Even the Arvind Kejriwal led government has announced doubling of pensions for widows, old people, and the specially-abled.
Scale Up Testing
Since Day 1, the World Health Organization has been clear on how to control the pandemic. "We have a simple message to all countries - test, test, test. All countries should be able to test all suspected cases, they cannot fight this pandemic blindfolded" WHO Director-General Tedros Adhanom Ghebreyesus said in a press conference.
However, as of now, India seems to be completely ignoring the advice. India had tested some 14,175 people in 72 state-run labs as of Thursday evening - one of the lowest testing rates in the world. The rate at which the country is currently testing stands at 10.5 per million people. To give you an idea South Korea, Italy and the United States are testing at 6148, 3949, 313 people per million respectively
There seems to be a direct relationship between the scale of testing the ability of the country to control the epidemic. Test more, find more cases, deal with them effectively. Countries and regions that have so far been able to contain and mitigate the spread of COVID-19 have all done so by scaling up testing. Examples South Korea, Taiwan, Singapore, Japan and Hong Kong.

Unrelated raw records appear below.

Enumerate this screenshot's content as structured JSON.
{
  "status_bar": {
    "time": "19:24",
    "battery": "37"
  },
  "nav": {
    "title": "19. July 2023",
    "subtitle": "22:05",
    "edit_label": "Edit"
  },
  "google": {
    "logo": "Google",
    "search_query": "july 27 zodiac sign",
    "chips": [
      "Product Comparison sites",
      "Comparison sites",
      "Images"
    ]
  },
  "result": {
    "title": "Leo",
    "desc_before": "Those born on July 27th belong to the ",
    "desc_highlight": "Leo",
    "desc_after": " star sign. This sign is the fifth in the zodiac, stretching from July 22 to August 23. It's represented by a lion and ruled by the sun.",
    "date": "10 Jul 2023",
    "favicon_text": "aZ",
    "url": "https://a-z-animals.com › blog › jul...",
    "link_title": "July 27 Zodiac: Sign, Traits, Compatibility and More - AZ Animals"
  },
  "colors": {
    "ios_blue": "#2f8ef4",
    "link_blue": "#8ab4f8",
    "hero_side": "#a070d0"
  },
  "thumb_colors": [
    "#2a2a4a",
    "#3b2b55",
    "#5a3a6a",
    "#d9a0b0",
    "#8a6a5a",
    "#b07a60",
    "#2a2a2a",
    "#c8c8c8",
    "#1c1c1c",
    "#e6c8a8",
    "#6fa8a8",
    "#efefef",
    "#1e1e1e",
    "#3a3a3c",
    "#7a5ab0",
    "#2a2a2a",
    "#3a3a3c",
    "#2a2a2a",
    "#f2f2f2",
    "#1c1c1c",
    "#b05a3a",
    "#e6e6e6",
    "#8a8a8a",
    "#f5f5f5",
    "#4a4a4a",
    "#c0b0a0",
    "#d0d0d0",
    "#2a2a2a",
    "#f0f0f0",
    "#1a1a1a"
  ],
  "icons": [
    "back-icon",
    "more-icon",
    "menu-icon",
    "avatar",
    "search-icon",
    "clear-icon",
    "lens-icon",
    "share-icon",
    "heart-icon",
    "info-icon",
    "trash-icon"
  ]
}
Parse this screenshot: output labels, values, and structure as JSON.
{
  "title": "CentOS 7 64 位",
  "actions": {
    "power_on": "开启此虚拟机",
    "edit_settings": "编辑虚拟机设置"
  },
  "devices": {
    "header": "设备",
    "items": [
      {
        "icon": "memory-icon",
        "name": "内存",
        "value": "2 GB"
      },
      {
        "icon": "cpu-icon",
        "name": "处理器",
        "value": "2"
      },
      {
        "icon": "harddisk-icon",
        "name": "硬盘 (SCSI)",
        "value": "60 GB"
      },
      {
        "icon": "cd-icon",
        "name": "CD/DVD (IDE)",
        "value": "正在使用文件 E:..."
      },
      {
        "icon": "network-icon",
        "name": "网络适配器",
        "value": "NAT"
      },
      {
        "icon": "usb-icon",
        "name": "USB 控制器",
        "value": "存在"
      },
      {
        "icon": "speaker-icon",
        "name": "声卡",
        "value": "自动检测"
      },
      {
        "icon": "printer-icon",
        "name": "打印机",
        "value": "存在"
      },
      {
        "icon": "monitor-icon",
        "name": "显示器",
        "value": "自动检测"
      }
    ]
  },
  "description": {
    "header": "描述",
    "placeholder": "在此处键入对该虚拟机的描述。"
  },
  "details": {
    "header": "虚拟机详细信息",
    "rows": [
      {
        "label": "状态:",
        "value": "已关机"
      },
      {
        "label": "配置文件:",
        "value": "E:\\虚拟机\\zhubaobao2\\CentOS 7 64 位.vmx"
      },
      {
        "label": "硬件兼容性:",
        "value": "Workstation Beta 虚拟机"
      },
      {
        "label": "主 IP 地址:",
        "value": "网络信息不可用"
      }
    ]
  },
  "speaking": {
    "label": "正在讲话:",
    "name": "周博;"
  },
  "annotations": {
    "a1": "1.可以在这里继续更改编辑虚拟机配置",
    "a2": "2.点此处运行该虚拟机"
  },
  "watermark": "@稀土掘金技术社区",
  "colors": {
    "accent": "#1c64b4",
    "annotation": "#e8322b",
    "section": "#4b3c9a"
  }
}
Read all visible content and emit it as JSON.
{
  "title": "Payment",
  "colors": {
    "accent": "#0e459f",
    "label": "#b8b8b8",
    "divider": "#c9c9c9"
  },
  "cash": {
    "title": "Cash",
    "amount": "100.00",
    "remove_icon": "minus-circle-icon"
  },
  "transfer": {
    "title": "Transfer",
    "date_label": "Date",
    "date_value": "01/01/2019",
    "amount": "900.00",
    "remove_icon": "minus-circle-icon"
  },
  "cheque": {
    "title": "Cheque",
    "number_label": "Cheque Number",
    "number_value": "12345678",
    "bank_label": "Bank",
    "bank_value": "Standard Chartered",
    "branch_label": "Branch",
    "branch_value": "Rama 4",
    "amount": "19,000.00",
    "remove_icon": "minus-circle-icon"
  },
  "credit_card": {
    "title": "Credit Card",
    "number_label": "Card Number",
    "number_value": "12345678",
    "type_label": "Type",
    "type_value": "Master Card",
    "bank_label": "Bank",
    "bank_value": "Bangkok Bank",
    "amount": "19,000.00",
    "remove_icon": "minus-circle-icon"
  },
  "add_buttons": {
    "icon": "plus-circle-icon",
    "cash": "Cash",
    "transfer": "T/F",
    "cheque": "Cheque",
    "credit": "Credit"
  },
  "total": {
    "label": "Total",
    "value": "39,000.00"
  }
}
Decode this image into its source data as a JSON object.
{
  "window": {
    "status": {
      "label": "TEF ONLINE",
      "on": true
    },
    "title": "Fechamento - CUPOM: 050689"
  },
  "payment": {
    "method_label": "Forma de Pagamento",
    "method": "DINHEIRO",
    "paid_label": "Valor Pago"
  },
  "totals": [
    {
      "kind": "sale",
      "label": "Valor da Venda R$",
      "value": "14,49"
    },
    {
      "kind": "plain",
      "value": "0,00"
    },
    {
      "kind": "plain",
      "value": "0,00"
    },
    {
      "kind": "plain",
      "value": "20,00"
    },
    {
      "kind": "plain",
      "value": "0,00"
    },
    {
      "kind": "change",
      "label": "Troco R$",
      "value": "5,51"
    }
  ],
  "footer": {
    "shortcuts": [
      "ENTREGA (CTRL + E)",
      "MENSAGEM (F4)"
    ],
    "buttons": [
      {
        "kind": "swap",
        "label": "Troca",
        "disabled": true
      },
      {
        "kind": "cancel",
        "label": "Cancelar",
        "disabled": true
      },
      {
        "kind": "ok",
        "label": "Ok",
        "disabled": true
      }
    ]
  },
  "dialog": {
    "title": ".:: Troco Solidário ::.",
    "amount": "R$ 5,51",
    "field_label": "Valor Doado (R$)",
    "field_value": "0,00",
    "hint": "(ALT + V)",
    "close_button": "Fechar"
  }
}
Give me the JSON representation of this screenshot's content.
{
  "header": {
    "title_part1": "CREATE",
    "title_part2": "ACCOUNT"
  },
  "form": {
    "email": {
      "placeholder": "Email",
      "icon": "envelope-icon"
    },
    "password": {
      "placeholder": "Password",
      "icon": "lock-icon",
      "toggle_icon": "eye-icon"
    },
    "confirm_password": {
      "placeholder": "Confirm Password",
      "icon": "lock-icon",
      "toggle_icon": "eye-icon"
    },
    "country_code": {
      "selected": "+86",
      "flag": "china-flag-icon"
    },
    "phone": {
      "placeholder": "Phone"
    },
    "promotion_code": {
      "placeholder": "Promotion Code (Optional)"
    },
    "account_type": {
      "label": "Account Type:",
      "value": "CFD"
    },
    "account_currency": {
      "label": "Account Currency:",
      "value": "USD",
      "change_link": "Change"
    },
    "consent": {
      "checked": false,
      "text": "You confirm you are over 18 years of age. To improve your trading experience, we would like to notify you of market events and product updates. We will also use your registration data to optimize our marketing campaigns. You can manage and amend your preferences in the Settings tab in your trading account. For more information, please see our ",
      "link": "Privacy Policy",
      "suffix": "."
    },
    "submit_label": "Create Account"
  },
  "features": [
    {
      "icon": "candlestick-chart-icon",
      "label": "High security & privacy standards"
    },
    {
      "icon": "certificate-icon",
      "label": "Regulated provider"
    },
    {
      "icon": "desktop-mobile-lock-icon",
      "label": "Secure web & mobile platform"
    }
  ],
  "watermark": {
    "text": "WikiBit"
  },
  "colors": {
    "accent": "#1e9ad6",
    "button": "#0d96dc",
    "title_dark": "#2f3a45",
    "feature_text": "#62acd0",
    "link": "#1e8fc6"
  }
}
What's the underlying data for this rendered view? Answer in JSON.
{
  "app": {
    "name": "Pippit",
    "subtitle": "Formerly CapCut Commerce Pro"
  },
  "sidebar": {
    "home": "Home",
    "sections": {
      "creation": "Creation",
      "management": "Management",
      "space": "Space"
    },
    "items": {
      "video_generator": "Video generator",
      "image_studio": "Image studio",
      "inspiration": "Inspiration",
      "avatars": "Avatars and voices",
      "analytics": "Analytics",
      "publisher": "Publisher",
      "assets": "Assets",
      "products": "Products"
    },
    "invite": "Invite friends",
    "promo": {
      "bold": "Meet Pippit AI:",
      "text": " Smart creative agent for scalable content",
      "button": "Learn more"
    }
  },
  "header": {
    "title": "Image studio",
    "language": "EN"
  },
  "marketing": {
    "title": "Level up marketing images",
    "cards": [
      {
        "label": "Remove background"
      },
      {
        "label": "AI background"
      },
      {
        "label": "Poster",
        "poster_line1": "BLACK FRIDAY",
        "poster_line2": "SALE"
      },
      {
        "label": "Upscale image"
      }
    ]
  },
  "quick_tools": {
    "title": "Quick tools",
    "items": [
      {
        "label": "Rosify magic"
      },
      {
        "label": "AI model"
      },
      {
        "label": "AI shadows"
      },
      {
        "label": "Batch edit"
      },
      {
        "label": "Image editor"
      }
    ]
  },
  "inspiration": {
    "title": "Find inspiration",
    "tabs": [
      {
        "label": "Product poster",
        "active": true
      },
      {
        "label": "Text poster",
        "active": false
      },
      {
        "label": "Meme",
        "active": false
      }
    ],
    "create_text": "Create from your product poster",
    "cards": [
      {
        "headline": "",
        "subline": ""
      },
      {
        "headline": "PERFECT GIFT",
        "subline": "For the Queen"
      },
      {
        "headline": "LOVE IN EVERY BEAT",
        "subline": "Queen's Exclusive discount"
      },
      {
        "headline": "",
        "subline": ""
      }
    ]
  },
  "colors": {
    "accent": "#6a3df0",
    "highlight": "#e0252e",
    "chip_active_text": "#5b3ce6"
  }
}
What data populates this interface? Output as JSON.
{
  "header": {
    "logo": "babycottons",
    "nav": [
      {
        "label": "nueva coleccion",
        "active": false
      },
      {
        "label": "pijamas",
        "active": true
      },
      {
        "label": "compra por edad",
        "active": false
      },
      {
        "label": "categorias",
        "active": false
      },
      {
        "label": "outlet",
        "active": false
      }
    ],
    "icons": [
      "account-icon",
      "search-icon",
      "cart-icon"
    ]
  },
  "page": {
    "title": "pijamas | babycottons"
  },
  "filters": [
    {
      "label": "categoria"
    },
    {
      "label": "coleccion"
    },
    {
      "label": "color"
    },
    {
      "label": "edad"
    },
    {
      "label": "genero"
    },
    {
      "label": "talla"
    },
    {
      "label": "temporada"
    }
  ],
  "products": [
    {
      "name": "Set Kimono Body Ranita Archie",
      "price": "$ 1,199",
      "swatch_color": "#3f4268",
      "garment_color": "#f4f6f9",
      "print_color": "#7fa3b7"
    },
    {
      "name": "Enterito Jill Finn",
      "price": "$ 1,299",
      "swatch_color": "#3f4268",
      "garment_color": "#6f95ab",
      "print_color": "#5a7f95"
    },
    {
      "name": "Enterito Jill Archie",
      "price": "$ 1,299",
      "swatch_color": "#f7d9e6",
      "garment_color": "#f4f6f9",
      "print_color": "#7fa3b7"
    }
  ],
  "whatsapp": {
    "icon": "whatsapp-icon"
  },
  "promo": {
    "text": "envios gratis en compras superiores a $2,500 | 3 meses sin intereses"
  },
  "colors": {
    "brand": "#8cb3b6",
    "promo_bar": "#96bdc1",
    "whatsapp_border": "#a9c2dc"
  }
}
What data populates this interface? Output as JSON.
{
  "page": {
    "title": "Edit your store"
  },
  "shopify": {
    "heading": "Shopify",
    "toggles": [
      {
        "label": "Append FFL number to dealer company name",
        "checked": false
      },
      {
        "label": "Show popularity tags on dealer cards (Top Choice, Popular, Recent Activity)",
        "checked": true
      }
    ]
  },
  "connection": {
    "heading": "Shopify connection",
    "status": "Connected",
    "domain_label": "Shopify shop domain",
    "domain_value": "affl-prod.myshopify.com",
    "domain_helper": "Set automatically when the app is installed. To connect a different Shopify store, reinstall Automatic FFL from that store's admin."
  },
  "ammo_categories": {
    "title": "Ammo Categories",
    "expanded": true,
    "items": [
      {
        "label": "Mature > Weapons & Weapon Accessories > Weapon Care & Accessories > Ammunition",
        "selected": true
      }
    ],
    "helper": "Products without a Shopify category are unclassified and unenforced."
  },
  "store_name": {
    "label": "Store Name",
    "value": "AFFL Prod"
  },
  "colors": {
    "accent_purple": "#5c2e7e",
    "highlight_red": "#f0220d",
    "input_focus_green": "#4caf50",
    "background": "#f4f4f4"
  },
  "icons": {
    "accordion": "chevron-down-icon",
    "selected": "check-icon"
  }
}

Mass testing is essential for a variety of reasons. The virus has shown cases where the patients have been asymptomatic. These patients if not tested can act as dangerous carriers of the virus, capable of spreading it to multiple people unknowingly.
South Korea’s mass testing practices revealed how even young people are getting the virus in large numbers but aren’t showing any symptoms. While these go on to recover, they pose a threat to the elderly and those already suffering from pre-existing conditions. By identifying and isolating such people, countries like South Korea have been able to contain the spread of the virus and keep their mortality rates low.
However, signs are there that the country is finally scaling up testing. The Indian Council For Medical Research recently changed its testing guidelines, to make sure more and more people are eligible for a COVID-19 test. The total number of testing facilities in the country is expected to be boosted to 122, with even private labs being asked to begin testing. India has also placed orders for a million test kits and will be possibly asking the WHO for a million more.
Improve Sanitization Facilities
By now, you surely must have seen enough about how sanitation and personal hygiene is the single most effective way to deal with the novel coronavirus. It is even listening on the official WHO website, under basic protective measures to deal against the new coronavirus.
However, sanitation is already a huge challenge in a country like India. For a disease that can be tackled by simply washing your hands, India struggles on this metric as well.
Hand washing is one of the recommended ways of avoiding COVID-19. Data shows that 50.7 per cent of the rural population does not have basic hand-washing facilities, including soap and water (2017). It was 20.2 per cent in urban areas, around 40.5 per cent for the population overall. As many as 99 million people lack access to safe water in the country.
Therefore, providing basic sanitation facilities and hygiene conditions to Indians becomes even more important during this time.
Thus while a lockdown is a step in the right direction, as has been attested by the World Health Organization. It is imperative that the country builds upon the preventive measures and takes into account other aspects as well, to prevent an impending health crisis in India.